Projet israélien d’annexion de pans de la Cisjordanie : Fatah et Hamas «unis» contre Netanyahu

Farès Chahine, El Watan, 04 juillet 2020

Benyamin Netanyahu, actuel Premier ministre de l’Etat hébreu, n’avait pas encore mis hier à exécution la promesse faite à ses électeurs d’annexer les colonies israéliennes de Cisjordanie et la vallée du Jourdain, soit le tiers de la Cisjordanie occupée.

C’est d’ailleurs grâce à cette promesse qu’il a remporté les dernières législatives. Pour seule réponse à ce silence, son bureau a indiqué dans un communiqué publié le 1er juillet que le Premier ministre allait poursuivre les discussions avec l’administration américaine à propos de l’annexion de parties de la Cisjordanie occupée.

Cette annexion, qui suscite aujourd’hui l’ire de toute la communauté internationale, est un des points du plan de paix américain pour le Proche-Orient baptisé «la transaction du siècle», annoncé par le président Trump au mois de janvier dernier. Un plan taillé sur mesure pour Israël.

Selon les observateurs, les motifs qui peuvent expliquer le retard de l’annonce de l’annexion sont multiples. En plus de la grande opposition que ce plan rencontre au niveau international, il y aurait également des différends au sein même du gouvernement israélien sur le sujet.

L’autre facteur est lié au fait que le président Trump n’a toujours pas donné son feu vert. Actuellement, il est plus affairé par la gestion de la pandémie de Covid-19 qui ravage son pays et du mouvement de contestation qui a suivi l’assassinat du citoyen afro-américain George Floyd. Autant dire qu’il est en grande difficulté. Les derniers sondages le donnent perdant dans les prochaines élections présidentielles prévues au mois de novembre. C’est ce qui aurait forcé Netanyahu à temporiser.

Le plan de Trump est catégoriquement rejeté par les Palestiniens, qui ont depuis son annonce mis un terme à toute forme de relations avec les Etats-Unis. La fermeté de la position palestinienne et la farouche résistance de la direction palestinienne devant les pressions américano-israéliennes ont fini par décourager certains pays arabes, surtout du Golfe, à annoncer leur soutien au plan américain. Cet élément a pu amener aussi Donald Trump à ne pas donner son feu vert à l’entame du processus d’annexion. Les Palestiniens et la communauté internationale restent attachés à la solution à deux Etats.

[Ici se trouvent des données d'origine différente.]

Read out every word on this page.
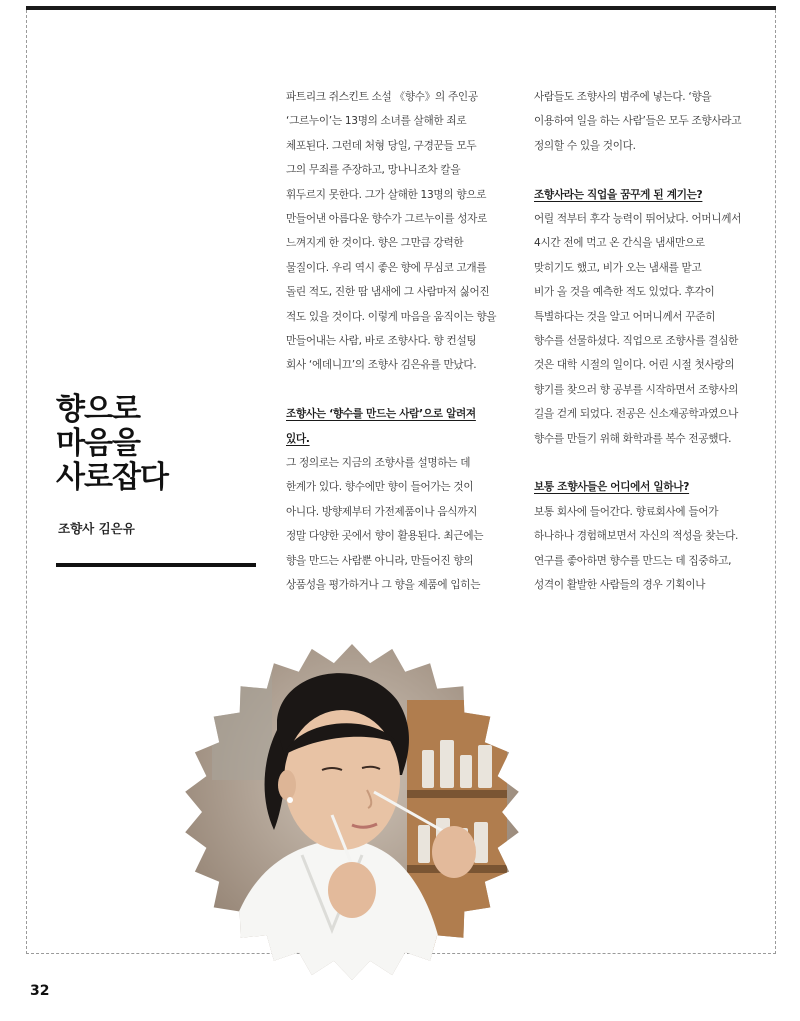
향으로
마음을
사로잡다
조향사 김은유

파트리크 쥐스킨트 소설 《향수》의 주인공

‘그르누이’는 13명의 소녀를 살해한 죄로

체포된다. 그런데 처형 당일, 구경꾼들 모두

그의 무죄를 주장하고, 망나니조차 칼을

휘두르지 못한다. 그가 살해한 13명의 향으로

만들어낸 아름다운 향수가 그르누이를 성자로

느껴지게 한 것이다. 향은 그만큼 강력한

물질이다. 우리 역시 좋은 향에 무심코 고개를

돌린 적도, 진한 땀 냄새에 그 사람마저 싫어진

적도 있을 것이다. 이렇게 마음을 움직이는 향을

만들어내는 사람, 바로 조향사다. 향 컨설팅

회사 ‘에데니끄’의 조향사 김은유를 만났다.

조향사는 ‘향수를 만드는 사람’으로 알려져

있다.

그 정의로는 지금의 조향사를 설명하는 데

한계가 있다. 향수에만 향이 들어가는 것이

아니다. 방향제부터 가전제품이나 음식까지

정말 다양한 곳에서 향이 활용된다. 최근에는

향을 만드는 사람뿐 아니라, 만들어진 향의

상품성을 평가하거나 그 향을 제품에 입히는

사람들도 조향사의 범주에 넣는다. ‘향을

이용하여 일을 하는 사람’들은 모두 조향사라고

정의할 수 있을 것이다.

조향사라는 직업을 꿈꾸게 된 계기는?

어릴 적부터 후각 능력이 뛰어났다. 어머니께서

4시간 전에 먹고 온 간식을 냄새만으로

맞히기도 했고, 비가 오는 냄새를 맡고

비가 올 것을 예측한 적도 있었다. 후각이

특별하다는 것을 알고 어머니께서 꾸준히

향수를 선물하셨다. 직업으로 조향사를 결심한

것은 대학 시절의 일이다. 어린 시절 첫사랑의

향기를 찾으러 향 공부를 시작하면서 조향사의

길을 걷게 되었다. 전공은 신소재공학과였으나

향수를 만들기 위해 화학과를 복수 전공했다.

보통 조향사들은 어디에서 일하나?

보통 회사에 들어간다. 향료회사에 들어가

하나하나 경험해보면서 자신의 적성을 찾는다.

연구를 좋아하면 향수를 만드는 데 집중하고,

성격이 활발한 사람들의 경우 기획이나

32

Le danger de l’annexion par Israël de plus du tiers de la Cisjordanie occupée, synonyme de la fin du rêve du peuple palestinien de vivre dans son propre Etat indépendant, viable, doté d’une continuité territoriale avec Al Qods Jérusalem-Est pour capitale, a fini par rapprocher les deux principales forces politiques palestiniennes, le Fatah et le Hamas. Les deux mouvements sont divisés depuis l’été 2007, lorsque le Hamas avait pris le contrôle de la bande de Ghaza.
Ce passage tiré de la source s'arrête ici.